Conceptual Design of PLS-II Control System for PLS
J.C. Yoon(윤종철),J.W. Lee(이진원),E.H. Lee(이은희),H.G Ha(하기만),J.M. Kim(김재명),S.J. Park(박성주),K.R. Kim(김경렬) 대한전기학회 2009 대한전기학회 학술대회 논문집 Vol.2009 No.7
PLS(Pohang Light Source) will begin the PLS-Ⅱ project that has been funded by the KOREA Government in order to further upgrade the PLS which has operated since 1992. The control system of the PLS-II has distributed control architecture, with two layers of hierarchy; operator interface computer (OIC) layer and machine interface computer (MIC) layer. The OIC layer is based on SUN workstation with UNIX. A number of PC-based consoles allow to remotely operating the machine from the control room.
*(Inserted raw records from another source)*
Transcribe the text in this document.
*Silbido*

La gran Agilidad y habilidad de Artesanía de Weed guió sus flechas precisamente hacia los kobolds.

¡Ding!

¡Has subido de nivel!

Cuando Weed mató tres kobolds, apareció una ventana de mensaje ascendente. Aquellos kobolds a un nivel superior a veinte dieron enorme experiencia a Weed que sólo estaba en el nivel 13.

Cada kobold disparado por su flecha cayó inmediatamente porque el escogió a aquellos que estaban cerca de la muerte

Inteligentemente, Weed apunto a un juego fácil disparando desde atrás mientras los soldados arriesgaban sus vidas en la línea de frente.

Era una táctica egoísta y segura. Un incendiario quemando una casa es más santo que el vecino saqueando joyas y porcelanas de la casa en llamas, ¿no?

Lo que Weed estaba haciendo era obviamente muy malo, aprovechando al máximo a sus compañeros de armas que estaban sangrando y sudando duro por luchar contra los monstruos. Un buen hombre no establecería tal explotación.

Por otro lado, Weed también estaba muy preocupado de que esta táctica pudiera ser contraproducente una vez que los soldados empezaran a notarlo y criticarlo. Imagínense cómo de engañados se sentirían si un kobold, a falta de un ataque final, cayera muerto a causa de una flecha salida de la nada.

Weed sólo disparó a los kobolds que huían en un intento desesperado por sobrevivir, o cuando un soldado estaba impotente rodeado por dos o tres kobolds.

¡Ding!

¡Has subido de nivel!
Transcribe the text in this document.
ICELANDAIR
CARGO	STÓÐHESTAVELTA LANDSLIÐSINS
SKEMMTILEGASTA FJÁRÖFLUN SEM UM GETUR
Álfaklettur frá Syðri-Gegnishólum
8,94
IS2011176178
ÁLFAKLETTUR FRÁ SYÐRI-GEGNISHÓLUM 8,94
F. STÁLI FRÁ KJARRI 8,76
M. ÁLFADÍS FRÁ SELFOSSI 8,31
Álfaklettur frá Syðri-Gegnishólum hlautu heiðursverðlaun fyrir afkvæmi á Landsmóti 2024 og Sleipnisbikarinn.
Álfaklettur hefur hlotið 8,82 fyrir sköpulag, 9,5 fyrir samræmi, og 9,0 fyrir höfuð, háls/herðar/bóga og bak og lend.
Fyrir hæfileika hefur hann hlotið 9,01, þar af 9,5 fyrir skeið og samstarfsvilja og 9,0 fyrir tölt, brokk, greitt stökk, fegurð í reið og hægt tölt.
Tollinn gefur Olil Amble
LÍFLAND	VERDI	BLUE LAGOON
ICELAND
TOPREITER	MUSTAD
PC-based consoles use the Linux or Windows operation system. Similar consoles in the experimental hall are used to control experiments. The MIC layer is directly interfaced to individual machine devices for low-level data acquisition and control. MIC layer is based on VMEbus standard with vxWorks real-time operating system. Executable application software modules are downloaded from host computers at the system start-up time. The MIC's and host computers are linked through Ethernet network. It should enable the use of hardware and software already developed for specific light source requirements. The core of the EPICS (Experimental Physics and Industrial Control System)[1] has been chosen as the basis for the control system software.